We get hints of resurrection in the Near Death Experience, a phenomenon that I have been studying for forty years now. They are reported by millions of people who were ‘clinically dead’ but were later revived. About thirty percent of them describe being out of their body, while perfectly conscious and peaceful. Some report seeing an amazing Light. Some of them speak with that light, and go into it. These These Near Death Experiences change people’s lives, but are beyond comprehension and can be described only in metaphors. Our faith tells us of this transcendent state. We do not need to spend our lives trying to cling to our ‘permanent’ suburban home, our achievements, our children’s successful careers; or our ‘secure’ retirement. These things are all good and worth striving for; but they are all temporary.

And look around! We are currently changing our planet so that today’s children will inherit a devastated world: our governments refuse to stop burning coal and gas, heating up our planet and making the sea level rise. New struggles for resources will produce millions more refugees. Nothing stands still. Not even the church, although many people are seduced by the fantasy that it is unchanging. They try to turn it into a timeless cult. But we must admit its enormous human mistakes. The wisdom of the Vatican Council tells us that we Christians share this changing planet with the rest of humanity.
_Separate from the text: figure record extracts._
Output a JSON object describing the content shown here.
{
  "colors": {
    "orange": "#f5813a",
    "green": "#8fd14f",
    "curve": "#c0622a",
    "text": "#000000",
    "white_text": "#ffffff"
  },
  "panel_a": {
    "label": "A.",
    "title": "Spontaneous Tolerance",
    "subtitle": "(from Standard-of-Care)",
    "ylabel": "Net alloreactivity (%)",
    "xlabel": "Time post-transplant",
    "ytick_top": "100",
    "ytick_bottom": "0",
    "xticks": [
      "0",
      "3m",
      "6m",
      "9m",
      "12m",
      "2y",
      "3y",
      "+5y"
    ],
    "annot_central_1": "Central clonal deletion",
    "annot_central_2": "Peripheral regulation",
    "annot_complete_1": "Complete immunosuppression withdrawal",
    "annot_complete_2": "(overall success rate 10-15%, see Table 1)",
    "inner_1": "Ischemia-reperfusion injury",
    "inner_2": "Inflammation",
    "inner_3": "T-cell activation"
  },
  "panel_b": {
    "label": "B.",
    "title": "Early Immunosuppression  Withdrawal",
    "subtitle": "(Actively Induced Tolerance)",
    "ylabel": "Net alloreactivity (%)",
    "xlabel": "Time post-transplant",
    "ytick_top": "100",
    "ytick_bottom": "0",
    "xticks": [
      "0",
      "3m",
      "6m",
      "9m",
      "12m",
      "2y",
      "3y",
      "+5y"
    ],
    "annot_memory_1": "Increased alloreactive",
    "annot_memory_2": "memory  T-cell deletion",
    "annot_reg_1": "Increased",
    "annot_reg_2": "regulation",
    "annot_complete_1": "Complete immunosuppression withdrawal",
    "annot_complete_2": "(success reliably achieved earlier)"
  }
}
We are all part of God’s bigger picture, whose Infinite Love we trust to heal us all, eventually?

Thy kingdom come! The three men on that mountain saw God’s Glory, which is our future. As we accept this, we too are transfigured, and at every moment can be deeply hopeful and profoundly joyous, whatever happens. But let’s not be like the ever-bumbling Peter, and try to make this moment permanent. This beautiful place is not our final destination.